Lake Mackay is one of hundreds of dry lakebeds scattered throughout Western Australia and the Northern Territory. In addition to the lake, the image also shows the dry appearance of Western Australia’s Great Sandy Desert, Gibson Desert, and Tanami Desert.

Lake Mackay measures approximately 60 miles (100 kilometers) east-west and north-south. The lake is the largest in Western Australia and has a surface area of 3,494 square kilometres (1,349 sq mi).

In this arid environment, salts and other minerals are carried to the surface through capillary action caused by evaporation, thereby producing the white reflective surface.

The darker, greyish areas of the lakebed are indicative of some form of desert vegetation or algae, some moisture within the soils of the dry lake, and the lowest elevations where pooling of water occurs.

The orange dots, on the other hand, are hills scattered across the eastern half of the lake and east-west-oriented sand ridges south of the lake.

Sediments and White Sands Beaches Along Western Australia Coast

19.6S 121.0E

August 1st, 2009 Category: Lakes, Rivers

Australia - July 13th, 2009

Australia - July 13th, 2009

Above, the Fitzroy River discharges tan sediments into the King Sound, east of the Dampier Peninsula in Western Australia. As the sediments leave the sound and move into the Indian Ocean, they become less concentrated and the water appears greenish.

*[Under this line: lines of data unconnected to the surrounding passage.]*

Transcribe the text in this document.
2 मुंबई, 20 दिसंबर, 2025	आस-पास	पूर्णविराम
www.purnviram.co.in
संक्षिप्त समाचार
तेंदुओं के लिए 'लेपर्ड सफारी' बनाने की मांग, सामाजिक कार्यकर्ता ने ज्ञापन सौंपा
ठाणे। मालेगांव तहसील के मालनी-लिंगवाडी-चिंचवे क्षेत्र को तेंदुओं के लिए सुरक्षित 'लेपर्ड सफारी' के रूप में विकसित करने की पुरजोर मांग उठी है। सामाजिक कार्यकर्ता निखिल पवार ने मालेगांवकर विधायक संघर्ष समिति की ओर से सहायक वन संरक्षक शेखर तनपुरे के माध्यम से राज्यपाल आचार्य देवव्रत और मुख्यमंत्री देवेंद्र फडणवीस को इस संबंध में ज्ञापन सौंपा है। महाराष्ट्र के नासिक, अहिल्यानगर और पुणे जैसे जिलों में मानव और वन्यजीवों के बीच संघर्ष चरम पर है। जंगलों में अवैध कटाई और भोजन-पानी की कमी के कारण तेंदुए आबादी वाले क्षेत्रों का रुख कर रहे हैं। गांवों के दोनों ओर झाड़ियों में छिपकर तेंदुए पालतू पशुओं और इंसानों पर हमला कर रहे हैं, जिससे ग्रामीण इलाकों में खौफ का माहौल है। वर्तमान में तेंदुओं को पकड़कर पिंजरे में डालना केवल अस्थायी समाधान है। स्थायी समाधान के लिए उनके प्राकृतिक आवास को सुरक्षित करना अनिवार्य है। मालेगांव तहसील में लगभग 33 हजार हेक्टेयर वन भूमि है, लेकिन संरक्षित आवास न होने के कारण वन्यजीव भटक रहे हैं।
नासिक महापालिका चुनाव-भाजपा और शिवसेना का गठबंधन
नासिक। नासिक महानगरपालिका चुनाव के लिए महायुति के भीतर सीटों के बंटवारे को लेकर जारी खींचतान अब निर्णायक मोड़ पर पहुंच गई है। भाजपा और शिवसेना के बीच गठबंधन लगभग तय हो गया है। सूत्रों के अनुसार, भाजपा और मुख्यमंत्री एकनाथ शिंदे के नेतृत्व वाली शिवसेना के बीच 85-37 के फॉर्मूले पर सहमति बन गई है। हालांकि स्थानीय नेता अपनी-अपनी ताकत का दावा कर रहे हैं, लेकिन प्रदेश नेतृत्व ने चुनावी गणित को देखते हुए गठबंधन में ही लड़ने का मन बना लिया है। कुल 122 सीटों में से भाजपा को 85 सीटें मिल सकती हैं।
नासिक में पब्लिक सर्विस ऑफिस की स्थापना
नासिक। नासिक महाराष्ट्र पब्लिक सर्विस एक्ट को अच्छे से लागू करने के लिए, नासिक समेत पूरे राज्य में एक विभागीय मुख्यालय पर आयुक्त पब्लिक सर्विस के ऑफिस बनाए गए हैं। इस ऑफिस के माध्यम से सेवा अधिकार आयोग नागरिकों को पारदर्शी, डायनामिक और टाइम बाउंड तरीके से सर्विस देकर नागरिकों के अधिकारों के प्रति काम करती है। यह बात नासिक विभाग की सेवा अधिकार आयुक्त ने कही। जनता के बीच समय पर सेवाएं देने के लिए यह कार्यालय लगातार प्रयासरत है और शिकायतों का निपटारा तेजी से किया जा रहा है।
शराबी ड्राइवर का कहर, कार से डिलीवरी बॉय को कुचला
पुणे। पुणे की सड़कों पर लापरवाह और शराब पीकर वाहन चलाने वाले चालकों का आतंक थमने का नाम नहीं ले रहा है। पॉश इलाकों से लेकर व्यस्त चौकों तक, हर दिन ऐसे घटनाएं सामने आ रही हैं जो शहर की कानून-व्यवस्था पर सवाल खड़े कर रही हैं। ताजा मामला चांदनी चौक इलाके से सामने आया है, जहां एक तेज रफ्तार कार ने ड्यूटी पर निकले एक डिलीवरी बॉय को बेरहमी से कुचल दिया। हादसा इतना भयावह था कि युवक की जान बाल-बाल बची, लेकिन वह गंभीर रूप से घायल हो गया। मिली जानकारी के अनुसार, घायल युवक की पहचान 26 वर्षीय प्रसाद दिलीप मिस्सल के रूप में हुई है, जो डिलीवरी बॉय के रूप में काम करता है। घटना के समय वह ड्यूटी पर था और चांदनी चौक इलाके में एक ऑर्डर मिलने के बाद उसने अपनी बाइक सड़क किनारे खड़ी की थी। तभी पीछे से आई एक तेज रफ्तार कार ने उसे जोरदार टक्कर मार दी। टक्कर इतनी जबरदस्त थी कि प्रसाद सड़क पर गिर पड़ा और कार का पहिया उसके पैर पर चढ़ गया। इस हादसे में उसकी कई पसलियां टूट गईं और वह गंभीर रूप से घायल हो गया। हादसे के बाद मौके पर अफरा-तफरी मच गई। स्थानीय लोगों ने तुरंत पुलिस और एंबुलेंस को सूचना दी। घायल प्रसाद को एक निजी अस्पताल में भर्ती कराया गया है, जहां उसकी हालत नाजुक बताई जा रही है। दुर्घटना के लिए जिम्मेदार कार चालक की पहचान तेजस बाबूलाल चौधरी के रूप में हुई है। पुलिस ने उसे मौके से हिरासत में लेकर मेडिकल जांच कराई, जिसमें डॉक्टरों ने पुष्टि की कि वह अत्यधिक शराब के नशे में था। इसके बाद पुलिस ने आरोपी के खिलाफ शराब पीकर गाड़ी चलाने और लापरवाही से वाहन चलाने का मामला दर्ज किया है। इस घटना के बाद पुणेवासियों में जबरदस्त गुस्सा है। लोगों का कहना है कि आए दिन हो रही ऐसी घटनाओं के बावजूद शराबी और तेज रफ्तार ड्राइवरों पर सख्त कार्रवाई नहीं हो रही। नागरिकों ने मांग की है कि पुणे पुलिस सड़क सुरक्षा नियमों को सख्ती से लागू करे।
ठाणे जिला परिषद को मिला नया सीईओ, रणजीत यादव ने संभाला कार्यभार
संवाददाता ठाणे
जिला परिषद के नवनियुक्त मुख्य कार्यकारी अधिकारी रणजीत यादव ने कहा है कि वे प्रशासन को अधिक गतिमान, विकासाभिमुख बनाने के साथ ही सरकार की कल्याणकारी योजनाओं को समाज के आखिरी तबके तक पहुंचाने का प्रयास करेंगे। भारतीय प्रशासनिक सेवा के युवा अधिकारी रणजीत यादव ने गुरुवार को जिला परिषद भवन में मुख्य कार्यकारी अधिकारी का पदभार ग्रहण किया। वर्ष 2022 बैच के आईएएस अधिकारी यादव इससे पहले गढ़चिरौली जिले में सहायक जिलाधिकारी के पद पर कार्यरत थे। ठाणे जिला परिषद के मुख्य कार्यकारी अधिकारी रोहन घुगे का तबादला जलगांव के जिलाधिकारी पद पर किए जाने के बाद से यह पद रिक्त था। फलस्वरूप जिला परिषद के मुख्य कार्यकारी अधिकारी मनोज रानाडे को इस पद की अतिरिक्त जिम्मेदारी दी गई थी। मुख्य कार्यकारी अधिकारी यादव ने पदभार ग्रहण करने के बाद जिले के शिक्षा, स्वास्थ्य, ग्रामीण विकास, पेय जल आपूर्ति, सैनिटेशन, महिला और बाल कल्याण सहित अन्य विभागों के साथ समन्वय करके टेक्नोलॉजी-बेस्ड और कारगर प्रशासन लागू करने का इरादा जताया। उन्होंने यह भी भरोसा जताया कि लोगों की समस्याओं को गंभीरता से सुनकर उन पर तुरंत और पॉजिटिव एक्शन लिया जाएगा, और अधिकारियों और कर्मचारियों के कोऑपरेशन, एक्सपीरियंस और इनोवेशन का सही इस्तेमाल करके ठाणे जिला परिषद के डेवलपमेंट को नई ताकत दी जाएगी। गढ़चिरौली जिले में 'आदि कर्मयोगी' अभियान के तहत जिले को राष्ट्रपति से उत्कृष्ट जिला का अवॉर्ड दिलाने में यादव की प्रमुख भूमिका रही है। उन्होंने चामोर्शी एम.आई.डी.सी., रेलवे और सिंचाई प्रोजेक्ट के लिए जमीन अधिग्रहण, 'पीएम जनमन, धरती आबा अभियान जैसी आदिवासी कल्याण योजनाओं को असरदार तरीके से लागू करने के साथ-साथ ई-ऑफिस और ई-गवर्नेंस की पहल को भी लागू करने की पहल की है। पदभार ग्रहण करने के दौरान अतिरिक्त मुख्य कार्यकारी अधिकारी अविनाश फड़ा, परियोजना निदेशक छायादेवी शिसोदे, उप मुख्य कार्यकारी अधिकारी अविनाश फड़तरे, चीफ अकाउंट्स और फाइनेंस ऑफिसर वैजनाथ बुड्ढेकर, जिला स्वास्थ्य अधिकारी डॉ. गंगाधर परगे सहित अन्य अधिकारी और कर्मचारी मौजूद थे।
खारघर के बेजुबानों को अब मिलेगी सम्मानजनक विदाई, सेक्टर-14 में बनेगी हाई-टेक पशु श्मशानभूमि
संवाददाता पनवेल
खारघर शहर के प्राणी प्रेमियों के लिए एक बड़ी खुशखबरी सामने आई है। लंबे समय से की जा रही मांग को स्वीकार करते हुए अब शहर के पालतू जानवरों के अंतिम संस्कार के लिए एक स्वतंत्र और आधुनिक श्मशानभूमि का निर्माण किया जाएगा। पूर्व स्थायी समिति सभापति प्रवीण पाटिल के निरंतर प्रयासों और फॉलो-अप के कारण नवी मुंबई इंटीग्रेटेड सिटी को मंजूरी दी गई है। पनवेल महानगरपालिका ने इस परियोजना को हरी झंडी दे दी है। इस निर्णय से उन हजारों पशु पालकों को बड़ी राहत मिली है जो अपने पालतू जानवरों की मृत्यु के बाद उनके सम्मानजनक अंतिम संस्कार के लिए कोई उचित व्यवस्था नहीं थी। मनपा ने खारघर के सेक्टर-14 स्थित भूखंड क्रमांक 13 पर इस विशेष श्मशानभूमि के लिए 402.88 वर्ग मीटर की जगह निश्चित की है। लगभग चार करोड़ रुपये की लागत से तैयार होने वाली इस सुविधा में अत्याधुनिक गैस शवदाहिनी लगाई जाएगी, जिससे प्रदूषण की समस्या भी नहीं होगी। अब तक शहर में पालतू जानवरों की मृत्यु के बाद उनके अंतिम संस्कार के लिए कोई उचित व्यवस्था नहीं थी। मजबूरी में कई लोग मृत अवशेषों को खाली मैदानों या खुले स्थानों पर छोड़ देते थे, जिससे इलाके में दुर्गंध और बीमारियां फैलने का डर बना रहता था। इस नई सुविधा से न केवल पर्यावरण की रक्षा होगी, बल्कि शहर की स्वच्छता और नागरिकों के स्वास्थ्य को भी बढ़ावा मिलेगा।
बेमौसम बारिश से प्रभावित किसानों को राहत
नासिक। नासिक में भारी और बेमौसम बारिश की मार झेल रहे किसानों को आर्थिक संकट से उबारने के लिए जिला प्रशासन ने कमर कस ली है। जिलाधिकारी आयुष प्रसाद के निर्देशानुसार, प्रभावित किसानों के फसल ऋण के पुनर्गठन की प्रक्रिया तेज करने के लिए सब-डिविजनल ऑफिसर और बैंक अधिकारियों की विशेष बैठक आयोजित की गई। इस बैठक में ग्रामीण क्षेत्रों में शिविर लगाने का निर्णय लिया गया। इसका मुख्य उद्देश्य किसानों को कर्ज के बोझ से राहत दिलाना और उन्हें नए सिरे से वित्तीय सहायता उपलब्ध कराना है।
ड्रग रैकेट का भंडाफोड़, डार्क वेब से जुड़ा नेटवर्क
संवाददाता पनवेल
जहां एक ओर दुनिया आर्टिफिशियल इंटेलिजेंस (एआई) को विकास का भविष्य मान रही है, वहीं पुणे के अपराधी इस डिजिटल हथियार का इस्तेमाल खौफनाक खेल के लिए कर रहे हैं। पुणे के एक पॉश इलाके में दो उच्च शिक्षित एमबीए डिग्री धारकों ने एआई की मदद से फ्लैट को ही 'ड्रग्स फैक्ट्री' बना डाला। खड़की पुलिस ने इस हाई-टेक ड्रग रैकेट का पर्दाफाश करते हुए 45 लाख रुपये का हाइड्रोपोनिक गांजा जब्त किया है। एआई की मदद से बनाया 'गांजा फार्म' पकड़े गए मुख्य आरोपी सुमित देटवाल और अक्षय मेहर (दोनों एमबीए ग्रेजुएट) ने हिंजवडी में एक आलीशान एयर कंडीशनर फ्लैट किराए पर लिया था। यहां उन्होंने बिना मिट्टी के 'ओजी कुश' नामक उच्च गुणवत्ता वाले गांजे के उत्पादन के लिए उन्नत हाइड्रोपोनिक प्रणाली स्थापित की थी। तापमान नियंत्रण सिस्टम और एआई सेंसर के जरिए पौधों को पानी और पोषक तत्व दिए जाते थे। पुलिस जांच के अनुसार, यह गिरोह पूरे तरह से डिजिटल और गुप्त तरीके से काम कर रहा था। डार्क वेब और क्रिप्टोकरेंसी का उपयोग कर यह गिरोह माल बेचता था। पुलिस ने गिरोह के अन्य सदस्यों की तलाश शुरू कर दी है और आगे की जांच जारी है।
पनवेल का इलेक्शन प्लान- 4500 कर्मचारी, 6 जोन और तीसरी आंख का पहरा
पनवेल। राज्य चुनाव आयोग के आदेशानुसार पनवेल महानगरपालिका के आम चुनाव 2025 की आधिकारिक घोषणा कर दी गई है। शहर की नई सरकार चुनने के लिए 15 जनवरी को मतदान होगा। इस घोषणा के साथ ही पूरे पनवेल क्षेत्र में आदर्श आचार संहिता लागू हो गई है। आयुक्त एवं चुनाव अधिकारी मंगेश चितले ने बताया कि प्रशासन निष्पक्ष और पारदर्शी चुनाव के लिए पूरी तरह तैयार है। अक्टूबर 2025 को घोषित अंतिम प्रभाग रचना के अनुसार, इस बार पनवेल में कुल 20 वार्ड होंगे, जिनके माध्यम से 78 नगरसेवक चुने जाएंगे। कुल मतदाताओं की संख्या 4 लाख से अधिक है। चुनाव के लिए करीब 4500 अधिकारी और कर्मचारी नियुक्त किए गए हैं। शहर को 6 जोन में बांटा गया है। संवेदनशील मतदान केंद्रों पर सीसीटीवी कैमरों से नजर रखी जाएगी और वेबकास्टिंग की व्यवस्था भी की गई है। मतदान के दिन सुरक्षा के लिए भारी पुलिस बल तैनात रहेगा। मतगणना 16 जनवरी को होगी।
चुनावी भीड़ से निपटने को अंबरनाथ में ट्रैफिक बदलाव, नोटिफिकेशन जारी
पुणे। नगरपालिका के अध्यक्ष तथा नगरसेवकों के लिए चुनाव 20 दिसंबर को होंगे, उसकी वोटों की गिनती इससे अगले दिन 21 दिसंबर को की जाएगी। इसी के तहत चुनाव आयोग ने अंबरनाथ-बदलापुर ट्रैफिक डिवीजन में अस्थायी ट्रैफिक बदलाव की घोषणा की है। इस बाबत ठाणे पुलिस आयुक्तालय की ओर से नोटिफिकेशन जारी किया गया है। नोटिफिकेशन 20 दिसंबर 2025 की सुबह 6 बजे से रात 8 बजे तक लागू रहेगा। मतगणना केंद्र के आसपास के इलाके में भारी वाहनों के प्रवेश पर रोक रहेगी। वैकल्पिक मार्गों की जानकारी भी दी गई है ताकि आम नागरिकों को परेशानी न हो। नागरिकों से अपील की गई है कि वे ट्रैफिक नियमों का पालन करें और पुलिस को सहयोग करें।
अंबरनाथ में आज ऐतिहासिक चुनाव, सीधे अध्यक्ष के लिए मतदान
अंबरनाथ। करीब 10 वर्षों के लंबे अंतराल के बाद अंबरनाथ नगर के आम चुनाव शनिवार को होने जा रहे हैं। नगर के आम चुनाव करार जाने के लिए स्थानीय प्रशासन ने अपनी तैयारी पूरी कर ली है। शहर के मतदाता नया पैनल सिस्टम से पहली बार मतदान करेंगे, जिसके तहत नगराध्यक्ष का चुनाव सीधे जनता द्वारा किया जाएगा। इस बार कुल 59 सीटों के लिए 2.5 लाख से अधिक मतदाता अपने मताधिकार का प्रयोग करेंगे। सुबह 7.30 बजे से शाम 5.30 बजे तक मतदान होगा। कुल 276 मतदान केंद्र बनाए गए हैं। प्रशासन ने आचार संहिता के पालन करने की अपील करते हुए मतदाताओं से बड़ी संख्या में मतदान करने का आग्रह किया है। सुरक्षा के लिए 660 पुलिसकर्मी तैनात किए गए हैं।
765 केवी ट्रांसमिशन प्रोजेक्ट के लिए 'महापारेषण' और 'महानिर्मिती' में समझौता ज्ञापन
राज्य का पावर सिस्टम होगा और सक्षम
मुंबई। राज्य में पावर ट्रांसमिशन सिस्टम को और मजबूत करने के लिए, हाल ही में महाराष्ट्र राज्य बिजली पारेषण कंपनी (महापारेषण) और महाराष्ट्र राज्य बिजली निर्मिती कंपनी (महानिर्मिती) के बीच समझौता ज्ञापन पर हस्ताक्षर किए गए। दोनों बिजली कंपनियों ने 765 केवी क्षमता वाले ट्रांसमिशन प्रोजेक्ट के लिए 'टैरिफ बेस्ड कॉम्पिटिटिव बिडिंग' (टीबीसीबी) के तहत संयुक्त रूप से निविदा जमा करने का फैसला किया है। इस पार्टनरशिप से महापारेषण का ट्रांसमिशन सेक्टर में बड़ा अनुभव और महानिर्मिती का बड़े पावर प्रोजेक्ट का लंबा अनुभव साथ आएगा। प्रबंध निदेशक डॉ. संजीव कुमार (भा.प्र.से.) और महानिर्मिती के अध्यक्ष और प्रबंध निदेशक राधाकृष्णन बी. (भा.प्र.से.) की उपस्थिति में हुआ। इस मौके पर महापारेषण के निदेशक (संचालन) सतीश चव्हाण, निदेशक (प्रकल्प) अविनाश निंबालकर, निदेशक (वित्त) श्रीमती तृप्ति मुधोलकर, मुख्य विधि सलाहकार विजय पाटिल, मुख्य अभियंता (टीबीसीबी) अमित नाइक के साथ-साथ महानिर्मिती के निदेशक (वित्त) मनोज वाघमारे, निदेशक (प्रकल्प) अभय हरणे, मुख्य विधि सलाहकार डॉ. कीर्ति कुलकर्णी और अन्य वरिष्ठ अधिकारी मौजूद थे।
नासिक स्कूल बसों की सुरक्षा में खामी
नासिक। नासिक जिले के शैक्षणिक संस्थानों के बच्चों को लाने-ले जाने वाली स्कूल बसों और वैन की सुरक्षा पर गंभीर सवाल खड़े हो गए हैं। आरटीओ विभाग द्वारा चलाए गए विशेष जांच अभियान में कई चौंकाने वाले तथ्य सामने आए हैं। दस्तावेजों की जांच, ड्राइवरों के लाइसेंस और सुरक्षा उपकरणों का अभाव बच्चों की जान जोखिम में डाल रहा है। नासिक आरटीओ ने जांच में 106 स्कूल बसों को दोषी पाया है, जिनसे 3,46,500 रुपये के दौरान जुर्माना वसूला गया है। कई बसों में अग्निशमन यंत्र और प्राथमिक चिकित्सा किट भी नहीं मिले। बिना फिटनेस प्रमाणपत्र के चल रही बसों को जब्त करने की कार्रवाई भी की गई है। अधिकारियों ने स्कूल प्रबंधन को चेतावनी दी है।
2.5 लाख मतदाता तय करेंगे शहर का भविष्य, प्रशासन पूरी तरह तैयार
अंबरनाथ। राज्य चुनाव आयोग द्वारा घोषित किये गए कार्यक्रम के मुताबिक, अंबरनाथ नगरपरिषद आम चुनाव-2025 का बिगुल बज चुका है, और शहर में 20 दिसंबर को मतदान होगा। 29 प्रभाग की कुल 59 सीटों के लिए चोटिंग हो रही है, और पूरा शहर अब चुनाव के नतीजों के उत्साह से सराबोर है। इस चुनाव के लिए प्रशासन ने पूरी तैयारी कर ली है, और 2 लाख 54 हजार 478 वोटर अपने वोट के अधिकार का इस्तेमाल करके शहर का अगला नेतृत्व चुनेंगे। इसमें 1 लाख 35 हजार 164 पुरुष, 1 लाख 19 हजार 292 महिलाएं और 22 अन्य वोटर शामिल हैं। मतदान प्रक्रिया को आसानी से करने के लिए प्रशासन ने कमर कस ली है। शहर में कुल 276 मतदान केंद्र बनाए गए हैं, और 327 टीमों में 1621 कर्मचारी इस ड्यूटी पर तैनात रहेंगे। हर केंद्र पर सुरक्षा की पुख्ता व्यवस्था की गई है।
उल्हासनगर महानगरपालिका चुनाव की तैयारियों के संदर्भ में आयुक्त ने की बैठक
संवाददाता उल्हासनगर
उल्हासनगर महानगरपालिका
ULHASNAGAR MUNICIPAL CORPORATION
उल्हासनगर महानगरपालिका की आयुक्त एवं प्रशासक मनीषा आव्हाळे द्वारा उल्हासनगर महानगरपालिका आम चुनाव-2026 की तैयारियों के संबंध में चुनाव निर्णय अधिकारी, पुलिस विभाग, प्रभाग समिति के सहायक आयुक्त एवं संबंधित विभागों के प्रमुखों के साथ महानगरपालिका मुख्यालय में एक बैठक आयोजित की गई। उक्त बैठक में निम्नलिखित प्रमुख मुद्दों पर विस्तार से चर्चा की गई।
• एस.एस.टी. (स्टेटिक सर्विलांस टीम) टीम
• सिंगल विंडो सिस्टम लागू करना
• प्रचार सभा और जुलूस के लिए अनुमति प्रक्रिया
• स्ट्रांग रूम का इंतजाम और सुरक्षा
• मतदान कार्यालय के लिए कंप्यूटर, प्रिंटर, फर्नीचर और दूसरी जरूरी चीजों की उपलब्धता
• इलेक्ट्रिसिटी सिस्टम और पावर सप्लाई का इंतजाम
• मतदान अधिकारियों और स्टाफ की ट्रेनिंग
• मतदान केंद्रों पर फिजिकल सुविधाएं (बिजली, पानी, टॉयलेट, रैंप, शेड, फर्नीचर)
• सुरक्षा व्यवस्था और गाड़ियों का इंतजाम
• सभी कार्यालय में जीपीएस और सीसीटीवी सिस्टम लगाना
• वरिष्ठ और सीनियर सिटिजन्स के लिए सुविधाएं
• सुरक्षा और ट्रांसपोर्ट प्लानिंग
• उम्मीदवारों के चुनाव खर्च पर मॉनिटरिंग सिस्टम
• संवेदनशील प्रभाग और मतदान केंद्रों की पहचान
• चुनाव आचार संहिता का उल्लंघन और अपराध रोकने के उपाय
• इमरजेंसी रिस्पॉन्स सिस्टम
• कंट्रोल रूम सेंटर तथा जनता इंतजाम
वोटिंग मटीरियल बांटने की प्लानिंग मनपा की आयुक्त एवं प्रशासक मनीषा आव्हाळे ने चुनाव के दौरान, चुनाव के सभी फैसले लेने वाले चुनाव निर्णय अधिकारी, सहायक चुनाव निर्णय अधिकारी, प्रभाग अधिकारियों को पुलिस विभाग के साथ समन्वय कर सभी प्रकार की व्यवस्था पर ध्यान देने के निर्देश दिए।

Moving southwest along the coast, west of the peninsula a stretch of sandy white beaches can be seen, including the popular Eighty Mile Beach. As the name suggests, the beach is 80 miles (130 km) long, located almost half way between the towns of Broome and Port Hedland.

Below, the outline of the ephemeral Rudall River appears white and tan, connecting to the white, seasonal Lake Dora, a salt lake lying between the vegetated sand fields of the Great Sandy and Gibson Deserts.

Ephemeral Lakes in Western Australia

23.4S 122.8E

June 12th, 2009 Category: Lakes, Rivers

Western Australia - June 8th, 2009

Western Australia - June 8th, 2009

The Rudall River, appearing as a tan streak through the red landscape, is an ephemeral river in the Pilbara region of Western Australia. The entire length of the river is located within the boundaries of the Rudall River National Park, the largest national park in Australia.

The Rudall River occasionally brings water to Lake Dora, a seasonal salt lake. It lies between the vegetated sand fields of the Great Sandy and Gibson Deserts. Here, the seasonal lake appears to contain water.

South of Lake Dora is another ephemeral salt lake, called Lake Disappointment. The lake, which is saline, is home to many species of waterbirds.

Continuing south, yet another ephemeral lake, Lake Carnegie, comes into view near the bottom of the image. It fills with water only during periods of significant rainfall. In dry years, it is reduced to a muddy marsh.